Le rapport du Département d’état des États-Unis3 qui vient de paraître sur le trafic humain, signale que la crise économique mondiale contribue au trafic du travail et au trafic sexuel, puisque l’augmentation du chômage et de la pauvreté rend les personnes plus vulnérables face aux trafiquants et qu’il existe une demande croissante de biens et de services bon marché. Le rapport prévoit que la crise économique provoquera le passage à l’irrégularité de nombreuses activités afin d’alléger la charge fiscale et d’éviter les lois de protection du travail en embauchant de la main d’œuvre non syndicalisée, ce qui augmentera le travail forcé, bon marché et le travail des enfants par les entreprises multinationales en manque d’argent.
Pour Amnesty International, la crise économique aggrave les problèmes des droits humains existants et certains problèmes très importants – comme la pauvreté, les droits reproductifs et la violence exercée sur les femmes – ne trouvent pas l’attention et les ressources nécessaires. Les gouvernements investissent pour redresser les marchés, mais ceux-là ne tiennent pas compte des problèmes des droits humains. Dans le passé les gouvernements utilisaient la sécurité comme excuse pour diminuer l’importance des droits humains ; maintenant que la crise impose aux gouvernements d’autres priorités, les droits humains sont à nouveau ignorés.
Les réactions face à la crise économique supposent la réduction du financement pour les mécanismes d’égalité de genre et la mise en pratique des lois sur la matière, ce qui mettra en danger les réussites obtenues et renforcera inévitablement les stéréotypes existants. En même temps le soutien aux organisations de femmes, partie essentielle du mouvement mondial des femmes, diminue.

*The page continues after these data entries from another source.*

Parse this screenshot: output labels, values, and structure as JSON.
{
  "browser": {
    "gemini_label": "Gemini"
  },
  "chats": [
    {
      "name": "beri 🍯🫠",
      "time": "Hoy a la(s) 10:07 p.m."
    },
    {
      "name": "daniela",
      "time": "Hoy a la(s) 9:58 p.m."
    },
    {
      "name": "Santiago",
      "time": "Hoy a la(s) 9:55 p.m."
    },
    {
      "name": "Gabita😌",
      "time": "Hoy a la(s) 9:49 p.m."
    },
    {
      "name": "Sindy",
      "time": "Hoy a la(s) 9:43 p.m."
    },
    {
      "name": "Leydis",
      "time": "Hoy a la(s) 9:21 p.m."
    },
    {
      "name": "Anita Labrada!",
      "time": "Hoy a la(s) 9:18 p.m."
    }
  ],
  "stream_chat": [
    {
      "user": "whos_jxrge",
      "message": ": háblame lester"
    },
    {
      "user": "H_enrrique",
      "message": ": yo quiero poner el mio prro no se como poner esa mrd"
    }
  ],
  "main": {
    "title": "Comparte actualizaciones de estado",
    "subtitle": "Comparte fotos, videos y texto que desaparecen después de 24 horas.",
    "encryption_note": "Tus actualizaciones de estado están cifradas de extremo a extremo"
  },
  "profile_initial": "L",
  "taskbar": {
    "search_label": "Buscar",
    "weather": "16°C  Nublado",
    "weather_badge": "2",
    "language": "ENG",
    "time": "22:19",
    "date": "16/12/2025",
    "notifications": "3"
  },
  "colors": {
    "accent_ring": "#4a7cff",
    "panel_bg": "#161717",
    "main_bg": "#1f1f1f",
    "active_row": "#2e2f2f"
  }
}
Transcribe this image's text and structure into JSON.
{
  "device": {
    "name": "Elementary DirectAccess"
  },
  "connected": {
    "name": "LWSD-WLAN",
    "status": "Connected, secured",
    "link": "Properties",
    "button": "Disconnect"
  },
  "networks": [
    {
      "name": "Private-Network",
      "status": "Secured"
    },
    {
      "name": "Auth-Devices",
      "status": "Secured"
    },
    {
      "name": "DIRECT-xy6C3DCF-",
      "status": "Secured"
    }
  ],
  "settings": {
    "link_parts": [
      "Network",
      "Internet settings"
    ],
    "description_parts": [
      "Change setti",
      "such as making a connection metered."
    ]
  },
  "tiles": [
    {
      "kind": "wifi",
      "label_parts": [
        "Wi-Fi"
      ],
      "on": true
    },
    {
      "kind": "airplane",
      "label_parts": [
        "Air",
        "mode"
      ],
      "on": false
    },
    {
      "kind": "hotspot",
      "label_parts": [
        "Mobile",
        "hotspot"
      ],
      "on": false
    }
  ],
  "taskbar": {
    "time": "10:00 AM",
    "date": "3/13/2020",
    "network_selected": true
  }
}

Lors d’une conférence de la Commission européenne sur l’« Egalité entre les hommes et les femmes en période de changement » (les 15 et 16 juin 2009) certaines tendances régionales de l’impact de genre de la crise économique ont été identifiées. Ces problèmes sont similaires aux tendances mondiales : en Europe les femmes sont majoritaires dans les emplois incertains, à mi-temps et à court terme, en grande partie à cause de leurs responsabilités disproportionnées pour la charge du ménage. En dépit des normes de l’Union européenne sur l’emploi et l’égalité de genre, les problèmes de salaires inégaux et du besoin d’équilibrer le travail avec la vie en famille sont toujours d’actualité. Bien que la crise en Europe ait touché autant les femmes que les hommes, elle l’a fait de façon différente.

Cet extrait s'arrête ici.